On fait souvent deux reproches à l’utilisateur :

  • on entend souvent qu’il est fainéant. En fait non, il fonctionne selon le principe de l’économie cognitive : il souhaite atteindre ses objectifs en faisant le moins d’efforts possible ;
  • on entend souvent qu’il est « bête ». En fait, chaque utilisateur raisonne selon sa propre logique et ses expériences.

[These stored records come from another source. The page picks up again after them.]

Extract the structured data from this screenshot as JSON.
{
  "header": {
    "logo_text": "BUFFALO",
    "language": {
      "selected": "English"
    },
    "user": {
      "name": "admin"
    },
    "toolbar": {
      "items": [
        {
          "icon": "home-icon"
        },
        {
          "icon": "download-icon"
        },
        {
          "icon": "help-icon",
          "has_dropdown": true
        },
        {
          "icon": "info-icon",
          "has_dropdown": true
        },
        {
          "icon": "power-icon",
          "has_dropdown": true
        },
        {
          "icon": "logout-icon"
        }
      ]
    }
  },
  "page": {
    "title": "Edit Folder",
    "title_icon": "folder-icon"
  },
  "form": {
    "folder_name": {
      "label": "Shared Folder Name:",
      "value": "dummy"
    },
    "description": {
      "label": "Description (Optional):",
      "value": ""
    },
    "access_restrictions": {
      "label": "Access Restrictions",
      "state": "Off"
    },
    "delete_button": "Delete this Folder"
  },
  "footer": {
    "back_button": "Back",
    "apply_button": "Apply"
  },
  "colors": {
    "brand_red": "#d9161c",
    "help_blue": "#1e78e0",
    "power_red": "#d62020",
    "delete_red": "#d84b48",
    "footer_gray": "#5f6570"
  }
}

La logique de l’un, n’est pas forcément celle d’un autre, encore moins celle d’un concepteur.

La vérité sur l’utilisateur

Si l’on devait choisir quatre caractéristiques pour décrire les utilisateurs, voici celles qui nous semblent parmi les plus importantes :

  • l’utilisateur est en constante situation de résolution de problème. Il doit faire des choix souvent avec très peu d’indices ;
  • l’utilisateur est résolument complexe (il a des caractéristiques propres, une culture, des hobbies, une expérience personnelle, professionnelle, appartient à une communauté, etc.) ;
  • l’utilisateur est multi-casquettes. Il pourra par exemple être novice dans un domaine et procéder par essais/erreurs (vous devrez axer votre produit sur la facilité d’apprentissage) ou encore être expert et procéder par heuristiques (dans ce cas vous devrez miser sur la rapidité d’exécution) ;
  • l’utilisateur est parfois vicieux : il s’approprie les outils au point de développer une utilisation discrétionnaire, non prévue par les concepteurs.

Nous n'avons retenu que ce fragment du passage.